Dice two or three medium to large onions in an average sized diced. Neither too small, nor too big. Aim to dice in an altogether Zen fashion. Become one with the onions.

Start sautéing the onion in a suitably solid pan. Toss in salt. Onions need salt as much as tea needs biscuits.

While the onions are having their fun—try to ignore their laughter, which to untrained ears, actually sounds like tears—dice two celery stalks and two carrots into rather small pieces.

When the onions are soft and shiny and maybe slightly coloured, evacuate them to a bowl and sauté the celery and carrots. Turn up the heat, and even let them get a little brown around the edges. Allow them to join the onions in a bowl when done.

Now cook half a kilo or so of beef mince. A mixture of beef and pork is quite nice, but not always necessary. Do it in small batches over high heat to try and avoid the meat stewing in mince juice. Unless you’re especially pedantic with the ‘small batches’ instruction you’ll likely run into some juices, but the aim is to avoid the disappointment sad grey flabby mince as much as possible.

With the last batch of beef mince, add as many crushed cloves of garlic as you please (5 is a good start) and two or three smooshed up with a fork anchovies. One wonders how something so disgusting—the anchovy—can add such deliciousness to a meal.

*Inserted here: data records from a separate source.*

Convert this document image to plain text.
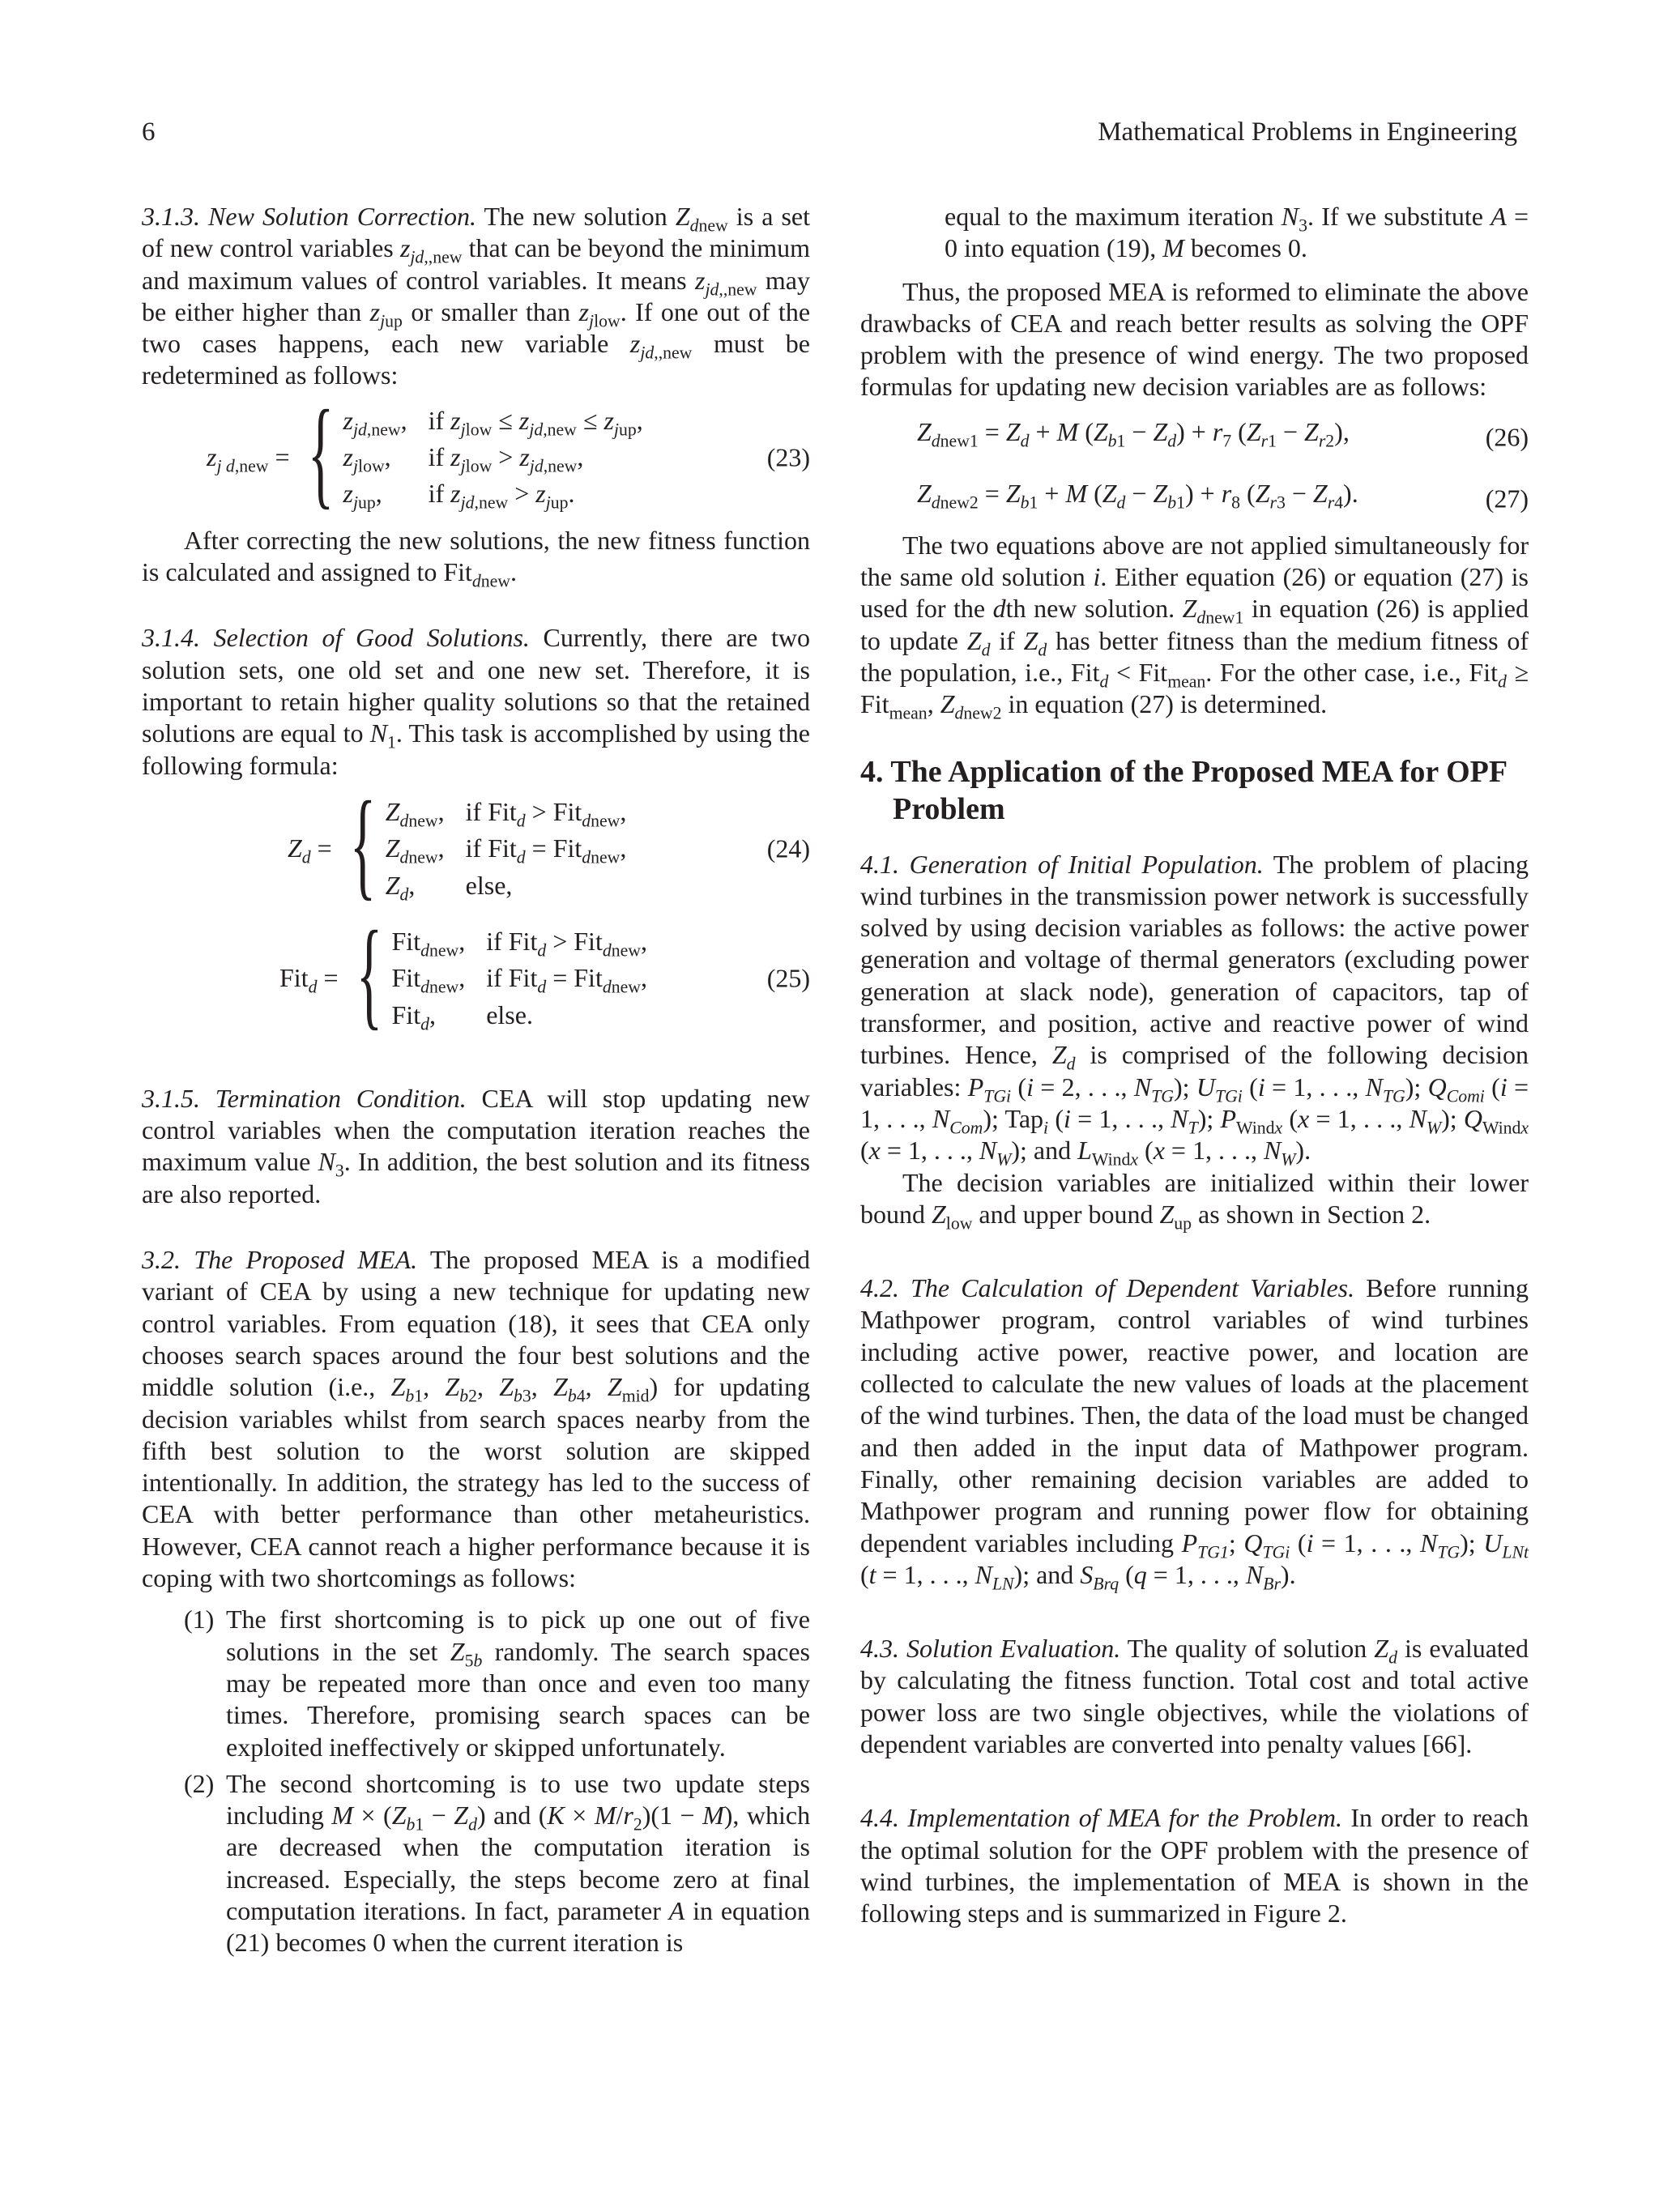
6	Mathematical Problems in Engineering

3.1.3. New Solution Correction. The new solution $Z_{dnew}$ is a set of new control variables $z_{jd,,new}$ that can be beyond the minimum and maximum values of control variables. It means $z_{jd,,new}$ may be either higher than $z_{jup}$ or smaller than $z_{jlow}$. If one out of the two cases happens, each new variable $z_{jd,,new}$ must be redetermined as follows:

$z_{j d,new}$ = { $z_{jd,new}$, if $z_{jlow} \le z_{jd,new} \le z_{jup}$,
$z_{jlow}$,	if $z_{jlow} > z_{jd,new}$,
$z_{jup}$,	if $z_{jd,new} > z_{jup}$.
(23)

After correcting the new solutions, the new fitness function is calculated and assigned to Fit$_{dnew}$.

3.1.4. Selection of Good Solutions. Currently, there are two solution sets, one old set and one new set. Therefore, it is important to retain higher quality solutions so that the retained solutions are equal to $N_1$. This task is accomplished by using the following formula:

$Z_d$ = { $Z_{dnew}$, if Fit$_d$ > Fit$_{dnew}$,
$Z_{dnew}$, if Fit$_d$ = Fit$_{dnew}$,
$Z_d$,	else,
(24)
Fit$_d$ = { Fit$_{dnew}$, if Fit$_d$ > Fit$_{dnew}$,
Fit$_{dnew}$, if Fit$_d$ = Fit$_{dnew}$,
Fit$_d$,	else.
(25)

3.1.5. Termination Condition. CEA will stop updating new control variables when the computation iteration reaches the maximum value $N_3$. In addition, the best solution and its fitness are also reported.

3.2. The Proposed MEA. The proposed MEA is a modified variant of CEA by using a new technique for updating new control variables. From equation (18), it sees that CEA only chooses search spaces around the four best solutions and the middle solution (i.e., $Z_{b1}$, $Z_{b2}$, $Z_{b3}$, $Z_{b4}$, $Z_{mid}$) for updating decision variables whilst from search spaces nearby from the fifth best solution to the worst solution are skipped intentionally. In addition, the strategy has led to the success of CEA with better performance than other metaheuristics. However, CEA cannot reach a higher performance because it is coping with two shortcomings as follows:

(1) The first shortcoming is to pick up one out of five solutions in the set $Z_{5b}$ randomly. The search spaces may be repeated more than once and even too many times. Therefore, promising search spaces can be exploited ineffectively or skipped unfortunately.
(2) The second shortcoming is to use two update steps including $M \times (Z_{b1} - Z_d)$ and $(K \times M/r_2)(1 - M)$, which are decreased when the computation iteration is increased. Especially, the steps become zero at final computation iterations. In fact, parameter A in equation (21) becomes 0 when the current iteration is

equal to the maximum iteration $N_3$. If we substitute A = 0 into equation (19), M becomes 0.

Thus, the proposed MEA is reformed to eliminate the above drawbacks of CEA and reach better results as solving the OPF problem with the presence of wind energy. The two proposed formulas for updating new decision variables are as follows:

$Z_{dnew1} = Z_d + M$ $(Z_{b1} - Z_d) + r_7$ $(Z_{r1} - Z_{r2})$,	(26)
$Z_{dnew2} = Z_{b1} + M$ $(Z_d - Z_{b1}) + r_8$ $(Z_{r3} - Z_{r4})$.	(27)

The two equations above are not applied simultaneously for the same old solution i. Either equation (26) or equation (27) is used for the dth new solution. $Z_{dnew1}$ in equation (26) is applied to update $Z_d$ if $Z_d$ has better fitness than the medium fitness of the population, i.e., Fit$_d$ < Fit$_{mean}$. For the other case, i.e., Fit$_d$ ≥ Fit$_{mean}$, $Z_{dnew2}$ in equation (27) is determined.

4. The Application of the Proposed MEA for OPF Problem

4.1. Generation of Initial Population. The problem of placing wind turbines in the transmission power network is successfully solved by using decision variables as follows: the active power generation and voltage of thermal generators (excluding power generation at slack node), generation of capacitors, tap of transformer, and position, active and reactive power of wind turbines. Hence, $Z_d$ is comprised of the following decision variables: $P_{TGi}$ (i = 2, . . ., $N_{TG}$); $U_{TGi}$ (i = 1, . . ., $N_{TG}$); $Q_{Comi}$ (i = 1, . . ., $N_{Com}$); Tap$_i$ (i = 1, . . ., $N_T$); $P_{Windx}$ (x = 1, . . ., $N_W$); $Q_{Windx}$ (x = 1, . . ., $N_W$); and $L_{Windx}$ (x = 1, . . ., $N_W$).

The decision variables are initialized within their lower bound $Z_{low}$ and upper bound $Z_{up}$ as shown in Section 2.

4.2. The Calculation of Dependent Variables. Before running Mathpower program, control variables of wind turbines including active power, reactive power, and location are collected to calculate the new values of loads at the placement of the wind turbines. Then, the data of the load must be changed and then added in the input data of Mathpower program. Finally, other remaining decision variables are added to Mathpower program and running power flow for obtaining dependent variables including $P_{TG1}$; $Q_{TGi}$ (i = 1, . . ., $N_{TG}$); $U_{LNt}$ (t = 1, . . ., $N_{LN}$); and $S_{Brq}$ (q = 1, . . ., $N_{Br}$).

4.3. Solution Evaluation. The quality of solution $Z_d$ is evaluated by calculating the fitness function. Total cost and total active power loss are two single objectives, while the violations of dependent variables are converted into penalty values [66].

4.4. Implementation of MEA for the Problem. In order to reach the optimal solution for the OPF problem with the presence of wind turbines, the implementation of MEA is shown in the following steps and is summarized in Figure 2.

When that’s all done good and proper, and if you live in a household where everyone likes red wine—or you are a more accomplished wine drinker—deglaze the pan with a good glass or two.

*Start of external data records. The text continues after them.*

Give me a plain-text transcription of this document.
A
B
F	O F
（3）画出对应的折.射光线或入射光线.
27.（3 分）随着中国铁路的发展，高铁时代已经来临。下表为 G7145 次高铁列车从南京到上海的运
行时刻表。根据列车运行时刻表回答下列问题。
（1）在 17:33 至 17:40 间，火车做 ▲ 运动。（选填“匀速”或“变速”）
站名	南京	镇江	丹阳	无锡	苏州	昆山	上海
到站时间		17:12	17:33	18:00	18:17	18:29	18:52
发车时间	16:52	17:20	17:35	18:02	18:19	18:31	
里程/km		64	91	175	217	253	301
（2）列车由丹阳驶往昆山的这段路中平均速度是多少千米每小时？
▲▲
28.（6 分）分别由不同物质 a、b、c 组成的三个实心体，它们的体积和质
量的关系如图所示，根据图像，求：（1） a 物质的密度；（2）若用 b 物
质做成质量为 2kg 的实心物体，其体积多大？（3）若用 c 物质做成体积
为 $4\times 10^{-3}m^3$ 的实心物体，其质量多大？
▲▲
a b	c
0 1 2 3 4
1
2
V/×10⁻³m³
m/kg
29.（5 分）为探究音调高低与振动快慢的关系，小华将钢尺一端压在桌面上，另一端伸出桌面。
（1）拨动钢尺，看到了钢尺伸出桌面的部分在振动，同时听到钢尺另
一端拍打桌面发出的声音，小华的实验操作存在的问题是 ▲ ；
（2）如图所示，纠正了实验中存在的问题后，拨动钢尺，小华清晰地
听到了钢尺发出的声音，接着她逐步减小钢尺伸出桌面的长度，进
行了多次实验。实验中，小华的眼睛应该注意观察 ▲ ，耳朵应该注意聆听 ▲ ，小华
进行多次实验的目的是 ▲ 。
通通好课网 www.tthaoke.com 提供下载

Then dump in the delicious things: one can of tomatoes, a bottle of passata, four bay leaves, one cup of beef stock, a small miscellany of dried herbs (I used a few pinches of thyme and rosemary) and a few dashes of w-sauce, just for kicks. Add ground black pepper, too. Reinsert the onions, carrots and celery and give everything a jolly good mix.

Put a lid on, set the stove to a suitably low heat, and go away for an hour or so, stirring and tasting when the mood strikes. It’s ready when it has reduced a little and has that look that further cooking would yield diminishing returns.

Make pasta. Boiling water. Lots of salt. Time. Drain. Spaghetti works very well. Barilla makes a fine spaghetti.

Just before you serve, add one or two tablespoons of red wine vinegar to give it a bit of a lift, and a wee bit o’ butter as insurance against not having high cholesterol later on in life.

Serve generous helpings topped with freshly grated parmesan and more pepper. A side salad and perhaps a slice of toast rubbed with garlic is practically obligatory.

Save the leftovers—of which there will be plenty—for making lasagna, more spaghetti, or surreptitiously scooping on to bread as a snack.